- Born: July 2, 1781 Terrebonne, Province of Quebec
- Died: 1868 (aged 86–87)
- Other names: Michael Cline
- Occupation: Postmaster
- Employer(s): North West Company; Hudson's Bay Company
- Spouse: Suzanne Lafrance
- Children: George Klyne Jane Klyne McDonald Michel Klyne Jr.
- Parent(s): Johan Adam Klein/Jean Adam Klyne Marie-Geneviève Bisson

= Michel Klyne =

Michel Klyne (2 July 1781 - 1868) was an employee of the North West Company and later the Hudson's Bay Company, serving as postmaster at Jasper House in the Rocky Mountains.

==Early life==
Klyne was born in the Province of Quebec in 1781, son of a Hessian soldier, Johan Adam Klein (or Jean Adam Klyne) who fought in the American Revolutionary War, and his French Canadian wife, Marie-Geneviève Bisson. He had one sister, also named Marie-Geneviève, and several half-siblings through his father.

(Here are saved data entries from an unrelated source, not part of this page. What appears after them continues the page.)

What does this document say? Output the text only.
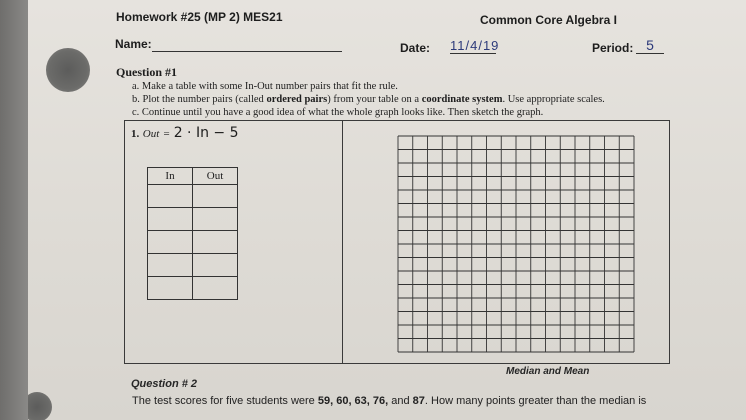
Homework #25 (MP 2) MES21	Common Core Algebra I
Name:	Date: 11/4/19	Period: 5
Question #1
a. Make a table with some In-Out number pairs that fit the rule.
b. Plot the number pairs (called ordered pairs) from your table on a coordinate system. Use appropriate scales.
c. Continue until you have a good idea of what the whole graph looks like. Then sketch the graph.
1. Out = 2 · In − 5
In	Out

Median and Mean
Question # 2
The test scores for five students were 59, 60, 63, 76, and 87. How many points greater than the median is
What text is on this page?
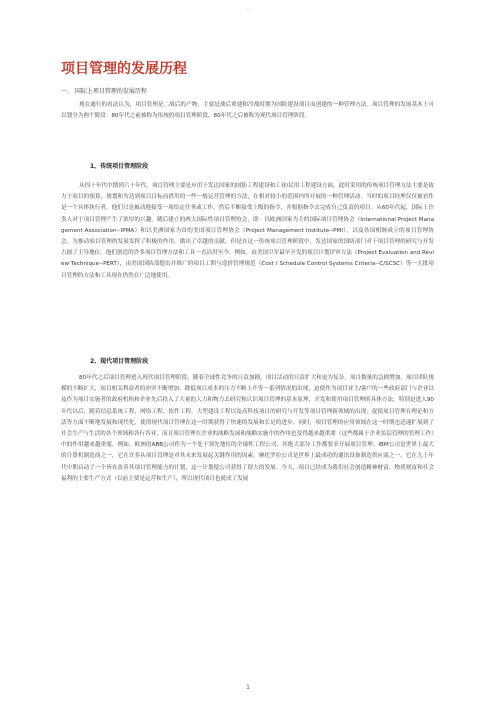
.
项目管理的发展历程

一、 国际上项目管理的发展历程

现在通行的看法认为，项目管理是二战后的产物，主要是战后重建和冷战时期为国防建设项目而创建的一种管理方法。项目管理的发展基本上可以划分为两个阶段：80年代之前被称为传统的项目管理阶段，80年代之后被称为现代项目管理阶段。

1、传统项目管理阶段

从四十年代中期到六十年代，项目管理主要是应用于发达国家的国防工程建设和工业/民用工程建设方面。此时采用的传统项目管理方法主要是致力于项目的预算、规划和为达到项目目标而借用的一些一般运营管理的方法，在相对较小的范围内所开展的一种管理活动。当时的项目经理仅仅被看作是一个具体执行者，他们只是被动地接受一项给定任务或工作，然后不断接受上级的指令，并根据指令去完成自己负责的项目。从60年代起，国际上许多人对于项目管理产生了浓厚的兴趣。随后建立的两大国际性项目管理协会，即：以欧洲国家为主的国际项目管理协会（International Project Management Association--IPMA）和以美洲国家为首的美国项目管理协会（Project Management Institute--PMI），以及各国相继成立的项目管理协会，为推动项目管理的发展发挥了积极的作用，做出了卓越的贡献。但是在这一传统项目管理阶段中，发达国家的国防部门对于项目管理的研究与开发占据了主导地位，他们创造的许多项目管理方法和工具一直沿用至今。例如，由美国空军最早开发的项目计划评审方法（Project Evaluation and Review Technique--PERT），由美国国防部提出并推广的项目工期与造价管理规范（Cost / Schedule Control Systems Criteria--C/SCSC）等一大批项目管理的方法和工具现在仍然在广泛地使用。

2、现代项目管理阶段

80年代之后项目管理进入现代项目管理阶段，随着全球性竞争的日益加剧，项目活动的日益扩大和更为复杂，项目数量的急剧增加，项目团队规模的不断扩大，项目相关利益者的冲突不断增加，降低项目成本的压力不断上升等一系列情况的出现，迫使作为项目业主/客户的一些政府部门与企业以及作为项目实施者的政府机构和企业先后投入了大量的人力和物力去研究和认识项目管理的基本原理，开发和使用项目管理的具体方法。特别是进入90年代以后，随着信息系统工程、网络工程、软件工程、大型建设工程以及高科技项目的研究与开发等项目管理新领域的出现，促使项目管理在理论和方法等方面不断地发展和现代化，使得现代项目管理在这一时期获得了快速的发展和长足的进步。同时，项目管理的应用领域在这一时期也迅速扩展到了社会生产与生活的各个领域和各行各业，而且项目管理在企业的战略发展和战略实施中的作用也变得越来越重要（这些都属于企业负层管理的管理工作）中的作用越来越重要。例如，欧洲的ABB公司作为一个处于领先地位的全球性工程公司，其绝大部分工作都要求开展项目管理；IBM公司是世界上最大的计算机制造商之一，它在许多从项目管理是对其未来发展起关键作用的因素，摩托罗拉公司是世界上最成功的通讯设备制造供应商之一，它在九十年代中期启动了一个旨在改善其项目管理能力的计划，这一计划使公司获得了很大的发展。今天，项目已经成为我们社会创造精神财富、物质财富和社会福利的主要生产方式（以前主要是运营和生产），所以现代项目也就成了发展

1
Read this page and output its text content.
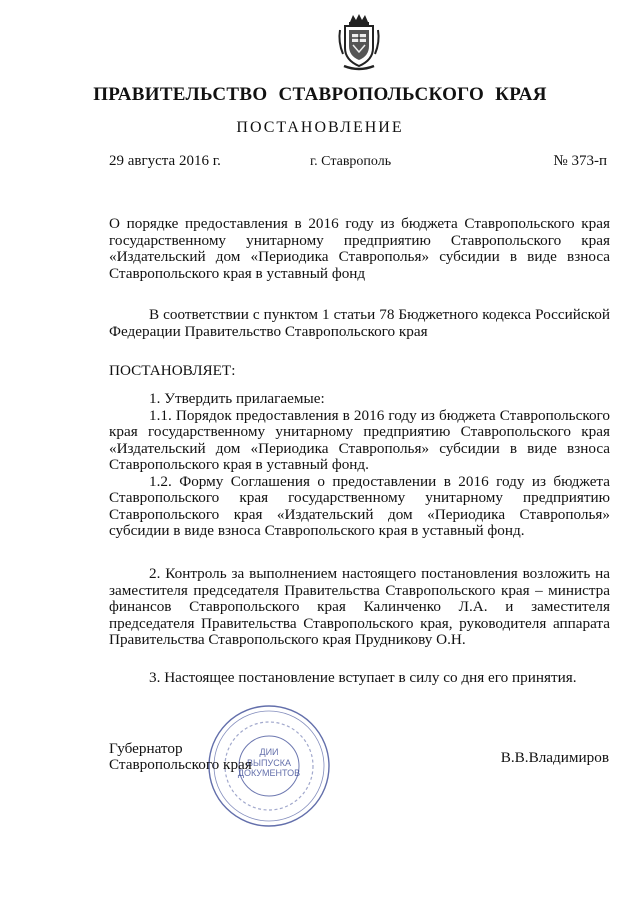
ПРАВИТЕЛЬСТВО СТАВРОПОЛЬСКОГО КРАЯ
ПОСТАНОВЛЕНИЕ
29 августа 2016 г.	г. Ставрополь	№ 373-п

О порядке предоставления в 2016 году из бюджета Ставропольского края государственному унитарному предприятию Ставропольского края «Издательский дом «Периодика Ставрополья» субсидии в виде взноса Ставропольского края в уставный фонд

В соответствии с пунктом 1 статьи 78 Бюджетного кодекса Российской Федерации Правительство Ставропольского края

ПОСТАНОВЛЯЕТ:

1. Утвердить прилагаемые:

1.1. Порядок предоставления в 2016 году из бюджета Ставропольского края государственному унитарному предприятию Ставропольского края «Издательский дом «Периодика Ставрополья» субсидии в виде взноса Ставропольского края в уставный фонд.

1.2. Форму Соглашения о предоставлении в 2016 году из бюджета Ставропольского края государственному унитарному предприятию Ставропольского края «Издательский дом «Периодика Ставрополья» субсидии в виде взноса Ставропольского края в уставный фонд.

2. Контроль за выполнением настоящего постановления возложить на заместителя председателя Правительства Ставропольского края – министра финансов Ставропольского края Калинченко Л.А. и заместителя председателя Правительства Ставропольского края, руководителя аппарата Правительства Ставропольского края Прудникову О.Н.

3. Настоящее постановление вступает в силу со дня его принятия.

ДИИ
ВЫПУСКА
ДОКУМЕНТОВ
Губернатор
Ставропольского края	В.В.Владимиров
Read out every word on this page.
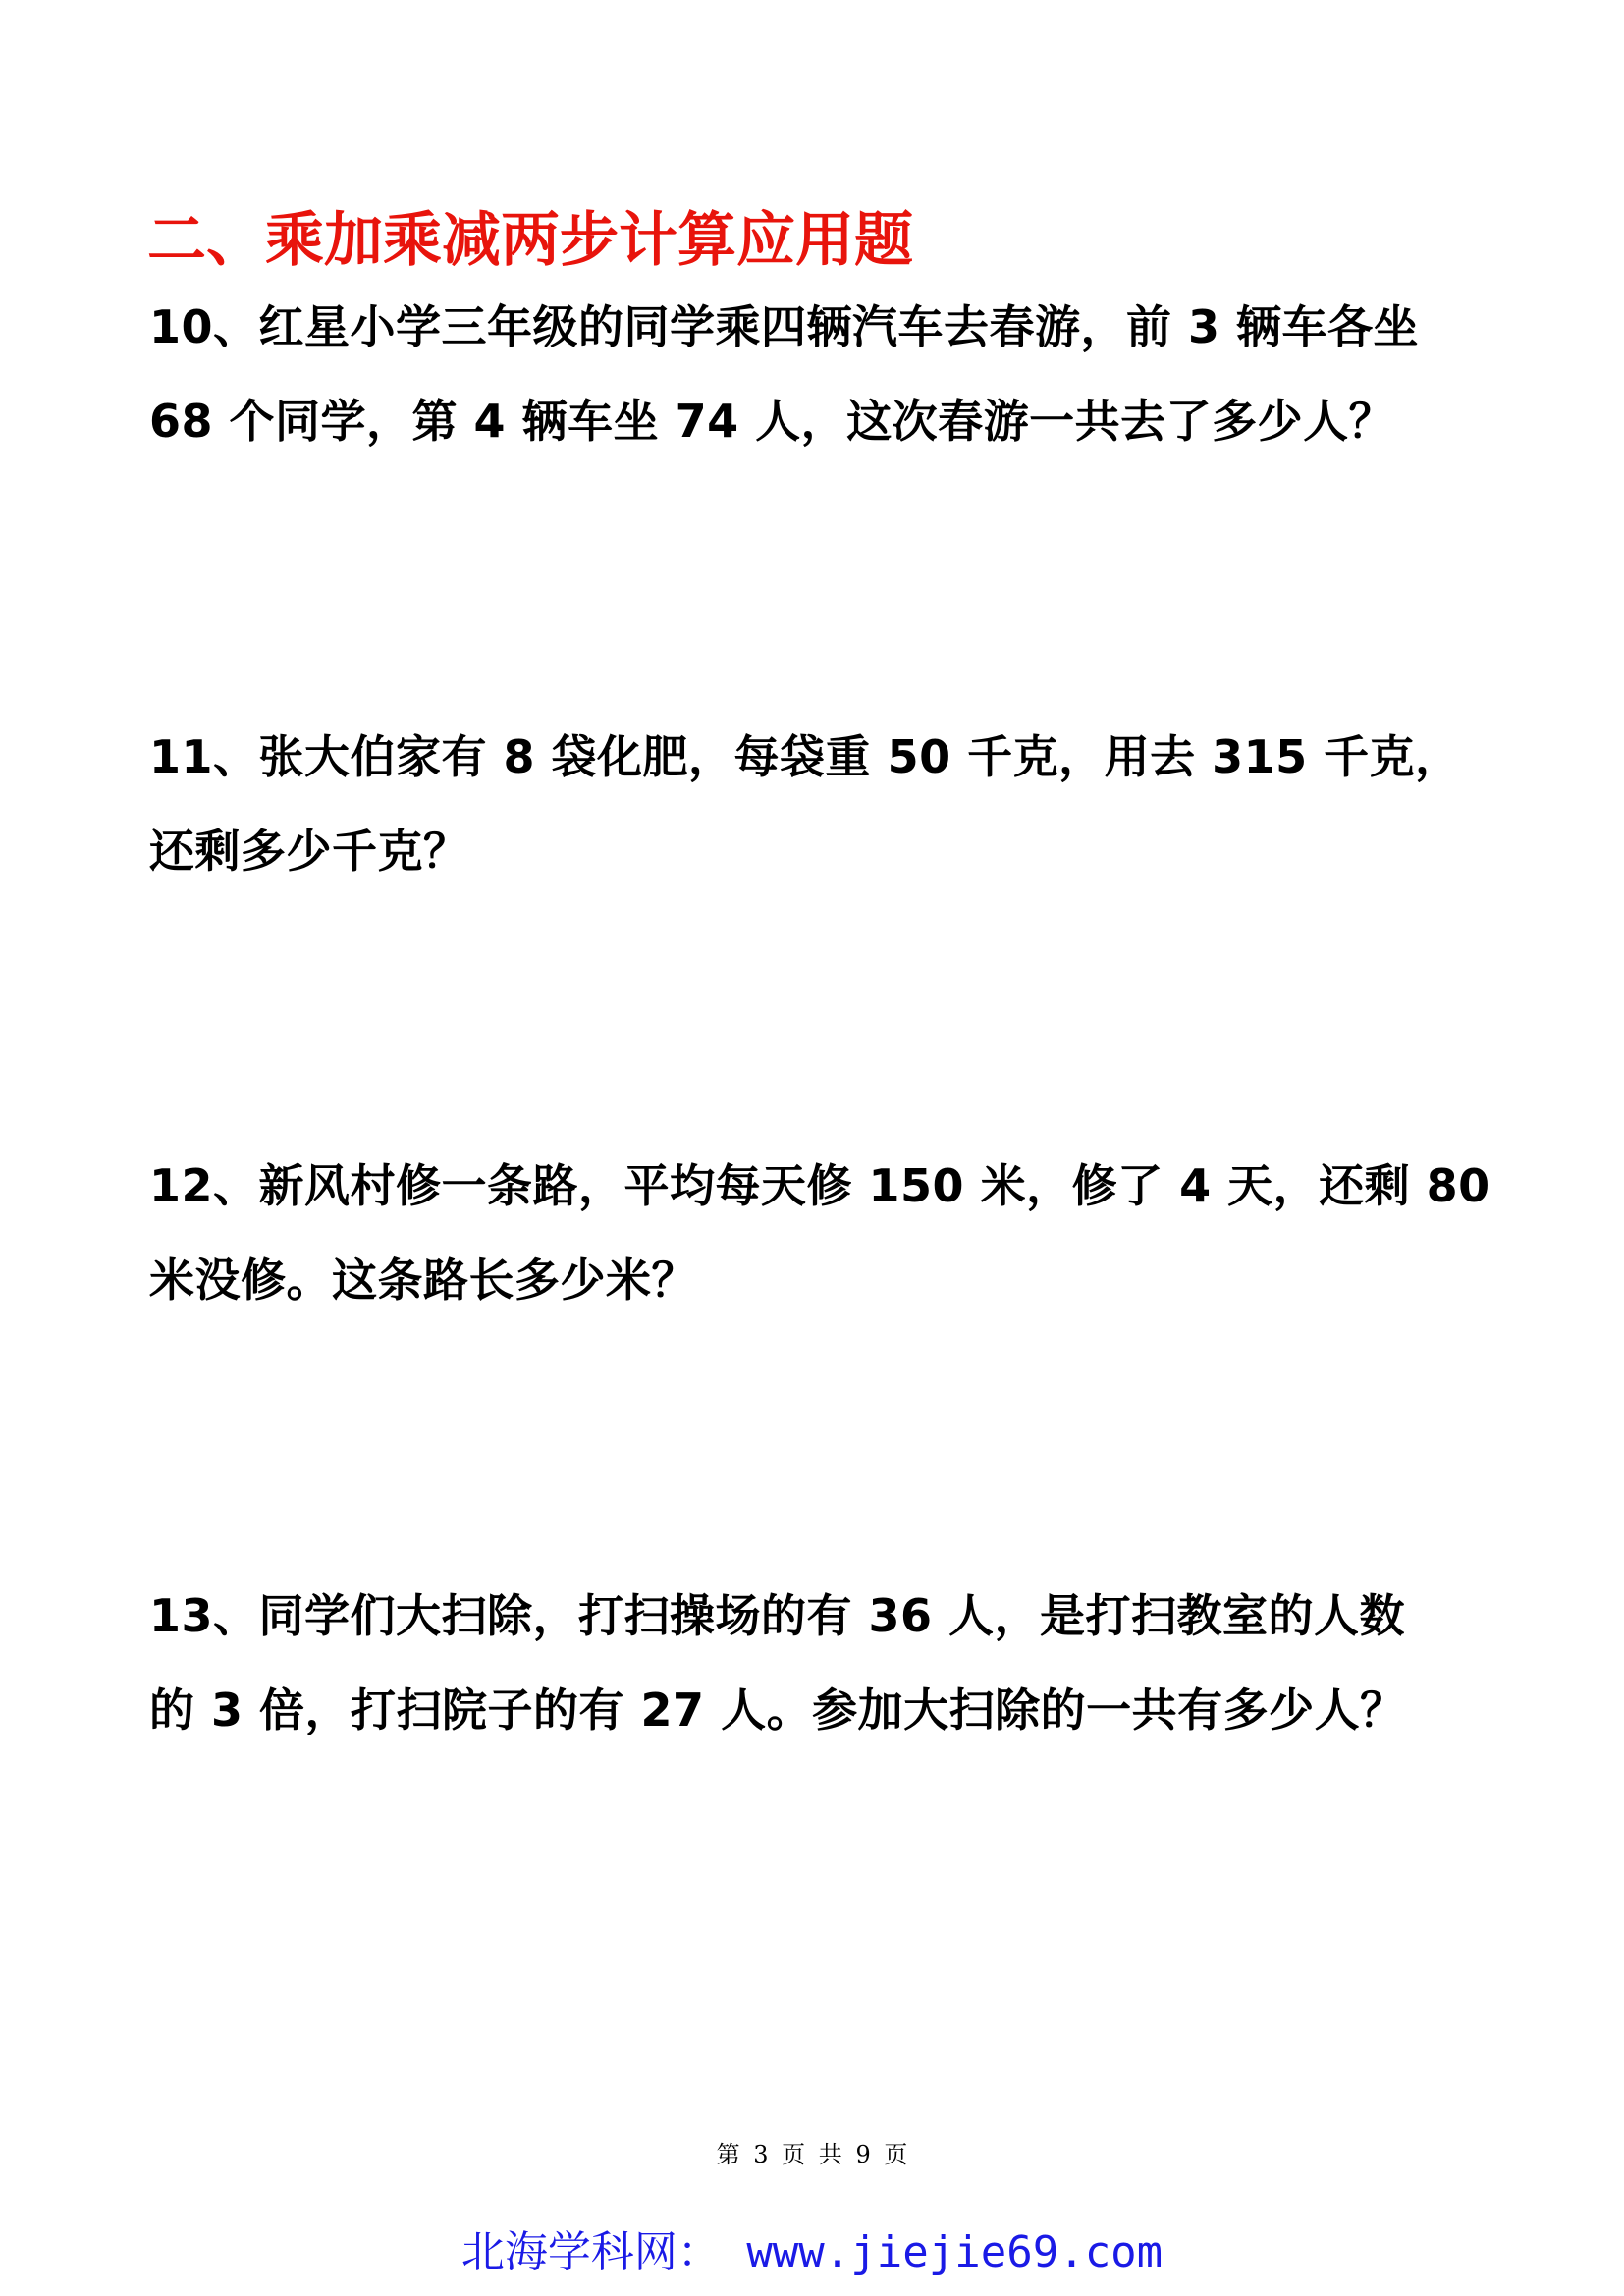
二、乘加乘减两步计算应用题
10、红星小学三年级的同学乘四辆汽车去春游，前 3 辆车各坐
68 个同学，第 4 辆车坐 74 人，这次春游一共去了多少人？
11、张大伯家有 8 袋化肥，每袋重 50 千克，用去 315 千克，
还剩多少千克？
12、新风村修一条路，平均每天修 150 米，修了 4 天，还剩 80
米没修。这条路长多少米？
13、同学们大扫除，打扫操场的有 36 人，是打扫教室的人数
的 3 倍，打扫院子的有 27 人。参加大扫除的一共有多少人？
第 3 页 共 9 页
北海学科网： www.jiejie69.com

==The North West Company and Hudson's Bay Company==
Klyne entered the employ of the North West Company in the late 1790s as a fur trader. Following the 1821 merger of the NWC and the HBC, he was put in charge of Jasper House, near modern Jasper, Alberta. He served as postmaster for 11 years, from 1824 to 1834. In 1835, he retired to the Red River. Alberta's Cline River and Mount Cline were named in his honor (using a variant spelling of his surname), as well as "Old Klyne's Trail", a trail running along the Cline river valley from the Kootenay Plains to the Athabasca River.

==Personal life==
In 1807, Klyne married Suzanne Lafrance, daughter of a prominent Métis family. They had ten children, including Jane Klyne McDonald, wife of Archibald McDonald of the Hudson's Bay Company, and George Klyne, MLA (1871–74) for Ste. Agathe, Manitoba.